With "changing of var names" and "websites built with ColdFusion Standard would only handle one visitor at a time" I meant something else. Namely, the independence of the server's responses to separate CFM requests. Best-practice in encapsulation and client-server architecture require that the client know nothing about how the server handles in-coming requests. Further explanation follows in a moment.
But first, I agree with your point about ColdFusion's Enterprise Feature Router (EFR). In fact, given its importance. I shall repeat it here.
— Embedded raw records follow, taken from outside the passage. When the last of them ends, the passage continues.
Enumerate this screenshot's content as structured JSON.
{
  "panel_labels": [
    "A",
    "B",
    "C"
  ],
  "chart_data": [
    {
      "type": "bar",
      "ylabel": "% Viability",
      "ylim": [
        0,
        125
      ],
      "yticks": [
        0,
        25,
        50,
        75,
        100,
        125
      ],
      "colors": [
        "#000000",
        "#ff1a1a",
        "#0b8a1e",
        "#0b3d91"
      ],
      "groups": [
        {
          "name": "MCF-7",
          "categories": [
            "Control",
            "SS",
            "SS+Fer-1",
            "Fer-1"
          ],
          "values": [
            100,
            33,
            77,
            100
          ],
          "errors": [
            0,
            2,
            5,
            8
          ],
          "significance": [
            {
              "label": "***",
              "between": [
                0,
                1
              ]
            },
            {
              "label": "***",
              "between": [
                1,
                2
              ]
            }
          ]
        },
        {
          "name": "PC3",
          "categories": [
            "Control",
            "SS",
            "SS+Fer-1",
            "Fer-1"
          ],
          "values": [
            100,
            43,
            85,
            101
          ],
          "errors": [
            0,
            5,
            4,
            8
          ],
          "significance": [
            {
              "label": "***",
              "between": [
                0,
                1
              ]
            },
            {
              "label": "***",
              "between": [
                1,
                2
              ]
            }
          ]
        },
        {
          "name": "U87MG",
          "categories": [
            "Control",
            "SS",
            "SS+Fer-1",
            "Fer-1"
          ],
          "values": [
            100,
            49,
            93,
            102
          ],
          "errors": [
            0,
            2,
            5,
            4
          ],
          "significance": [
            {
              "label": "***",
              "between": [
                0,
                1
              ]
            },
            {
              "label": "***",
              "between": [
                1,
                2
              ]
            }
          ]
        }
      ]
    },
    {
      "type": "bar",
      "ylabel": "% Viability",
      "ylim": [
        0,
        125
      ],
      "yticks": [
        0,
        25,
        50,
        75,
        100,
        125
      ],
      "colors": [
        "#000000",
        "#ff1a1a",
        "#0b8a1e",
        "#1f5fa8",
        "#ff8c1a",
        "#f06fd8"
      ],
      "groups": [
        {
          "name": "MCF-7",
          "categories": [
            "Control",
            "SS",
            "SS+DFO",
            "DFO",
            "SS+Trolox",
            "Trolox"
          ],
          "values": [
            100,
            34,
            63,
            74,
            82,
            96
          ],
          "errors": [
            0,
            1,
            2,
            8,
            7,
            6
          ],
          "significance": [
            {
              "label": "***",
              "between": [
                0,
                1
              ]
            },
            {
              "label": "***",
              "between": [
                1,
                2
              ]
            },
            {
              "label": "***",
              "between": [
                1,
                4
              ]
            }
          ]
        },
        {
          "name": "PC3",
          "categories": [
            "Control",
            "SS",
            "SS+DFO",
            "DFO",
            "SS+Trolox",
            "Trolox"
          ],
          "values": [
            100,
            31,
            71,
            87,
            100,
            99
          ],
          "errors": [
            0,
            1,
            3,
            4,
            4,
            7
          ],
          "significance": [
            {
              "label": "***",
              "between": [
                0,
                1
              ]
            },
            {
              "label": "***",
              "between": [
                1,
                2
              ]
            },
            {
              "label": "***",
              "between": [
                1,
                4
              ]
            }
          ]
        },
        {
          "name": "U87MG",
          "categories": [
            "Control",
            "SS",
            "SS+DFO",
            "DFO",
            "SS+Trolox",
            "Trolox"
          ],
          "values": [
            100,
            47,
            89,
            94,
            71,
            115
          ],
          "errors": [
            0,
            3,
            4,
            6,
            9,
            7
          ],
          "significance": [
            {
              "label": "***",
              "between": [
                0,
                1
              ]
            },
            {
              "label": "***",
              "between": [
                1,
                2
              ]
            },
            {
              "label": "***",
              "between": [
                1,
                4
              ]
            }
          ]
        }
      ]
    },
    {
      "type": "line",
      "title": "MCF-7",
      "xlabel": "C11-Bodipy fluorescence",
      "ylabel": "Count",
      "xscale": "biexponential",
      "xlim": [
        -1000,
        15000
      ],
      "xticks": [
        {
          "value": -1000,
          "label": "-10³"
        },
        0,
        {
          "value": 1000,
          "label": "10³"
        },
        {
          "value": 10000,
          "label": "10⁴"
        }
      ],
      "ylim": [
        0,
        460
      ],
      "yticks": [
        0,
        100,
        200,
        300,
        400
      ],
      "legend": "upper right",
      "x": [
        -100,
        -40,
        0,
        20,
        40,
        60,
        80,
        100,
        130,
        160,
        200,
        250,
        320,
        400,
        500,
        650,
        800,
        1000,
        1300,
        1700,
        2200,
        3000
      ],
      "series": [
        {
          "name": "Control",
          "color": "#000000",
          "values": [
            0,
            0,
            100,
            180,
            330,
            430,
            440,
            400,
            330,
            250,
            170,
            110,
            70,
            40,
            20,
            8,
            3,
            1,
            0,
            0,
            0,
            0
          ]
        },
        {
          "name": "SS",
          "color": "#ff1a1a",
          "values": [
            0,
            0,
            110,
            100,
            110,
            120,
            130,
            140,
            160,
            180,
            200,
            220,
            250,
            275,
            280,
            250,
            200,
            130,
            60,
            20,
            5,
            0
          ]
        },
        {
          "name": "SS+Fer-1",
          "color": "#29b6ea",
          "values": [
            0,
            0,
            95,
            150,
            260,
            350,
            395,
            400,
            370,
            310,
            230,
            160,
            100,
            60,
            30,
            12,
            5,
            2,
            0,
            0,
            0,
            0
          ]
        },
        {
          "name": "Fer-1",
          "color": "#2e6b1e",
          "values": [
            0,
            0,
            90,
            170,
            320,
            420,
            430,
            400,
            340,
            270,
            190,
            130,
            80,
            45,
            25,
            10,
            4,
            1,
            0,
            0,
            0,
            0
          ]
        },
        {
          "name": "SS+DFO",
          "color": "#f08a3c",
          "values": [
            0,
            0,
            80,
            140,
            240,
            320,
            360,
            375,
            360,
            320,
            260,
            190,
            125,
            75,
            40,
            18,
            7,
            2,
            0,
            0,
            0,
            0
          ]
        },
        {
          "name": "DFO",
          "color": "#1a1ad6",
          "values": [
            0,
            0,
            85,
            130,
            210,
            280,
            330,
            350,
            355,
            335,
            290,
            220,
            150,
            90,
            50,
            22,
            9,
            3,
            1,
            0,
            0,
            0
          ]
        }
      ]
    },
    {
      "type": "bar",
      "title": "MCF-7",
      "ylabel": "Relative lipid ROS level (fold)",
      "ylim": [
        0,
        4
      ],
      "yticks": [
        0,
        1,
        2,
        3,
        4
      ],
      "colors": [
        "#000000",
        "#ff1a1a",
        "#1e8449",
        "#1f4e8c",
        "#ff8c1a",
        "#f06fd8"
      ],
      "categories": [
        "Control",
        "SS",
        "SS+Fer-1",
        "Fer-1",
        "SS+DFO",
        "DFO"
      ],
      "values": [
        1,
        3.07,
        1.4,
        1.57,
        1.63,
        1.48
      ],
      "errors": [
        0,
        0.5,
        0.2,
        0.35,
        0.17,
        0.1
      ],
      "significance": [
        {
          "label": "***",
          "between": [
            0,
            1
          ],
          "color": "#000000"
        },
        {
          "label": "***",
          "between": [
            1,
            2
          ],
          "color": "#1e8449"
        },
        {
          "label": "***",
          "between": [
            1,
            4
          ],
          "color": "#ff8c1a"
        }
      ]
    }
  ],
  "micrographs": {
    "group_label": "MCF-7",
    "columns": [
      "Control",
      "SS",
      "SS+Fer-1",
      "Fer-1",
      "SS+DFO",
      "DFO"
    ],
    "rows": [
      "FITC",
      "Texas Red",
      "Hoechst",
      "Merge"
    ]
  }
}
Lest there be any confusion.
The EFR restricts ColdFusion Standard Edition to one, single thread when processing a function or tag in any of the following categories:
Asynchronous CFML Gateway
Data Management Service
Data Services Messaging
Directory Watcher Gateway
Enterprise IM Gateways (Sametime and XMPP)
Gateway Architecture
Interface For Publish/Subscribe Using Web Socket
JMS Gateway
Microsoft Office 2010 Excel Support
Online Presentation Generation
PDF Document Manipulation
PDF File Generation From Html
PDF Form Processing
Server-Side Printing
SMS Gateway
Structured Reporting
TCP/IP Socket Gateway
There is no such restriction in ColdFusion Enterprise Edition. There these functions and tags each enjoy multi-threaded access and processing.
Now, to the point I wish to make. The suggestion to use distinct names for variables is to avoid them being overwritten. In spite of the EFR restriction in ColdFusion Standard, multiple CFM requests may access an EFR-restricted function or tag, such as <cfspreadsheet>, simultaneously. ColdFusion Standard does not queue or block the requests. It queues or blocks just that part of the request that invokes the function or tag.
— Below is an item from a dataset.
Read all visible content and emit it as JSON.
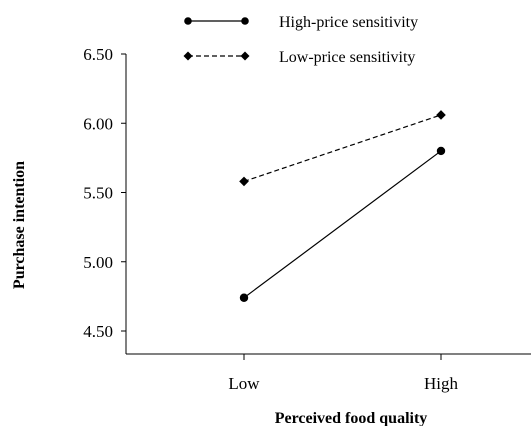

The remaining business of the CFM request is not queued or blocked. The moment ColdFusion finishes processing the EFR-restricted function or tag it hands processing back to the respective request threads. Typically, the remaining business may consume the most execution time in the request-thread. But that wont be because of the EFR restriction.
To conclude, in spite of the EFR restriction, ColdFusion Standard has been optimized to give the semblance of multi-threading.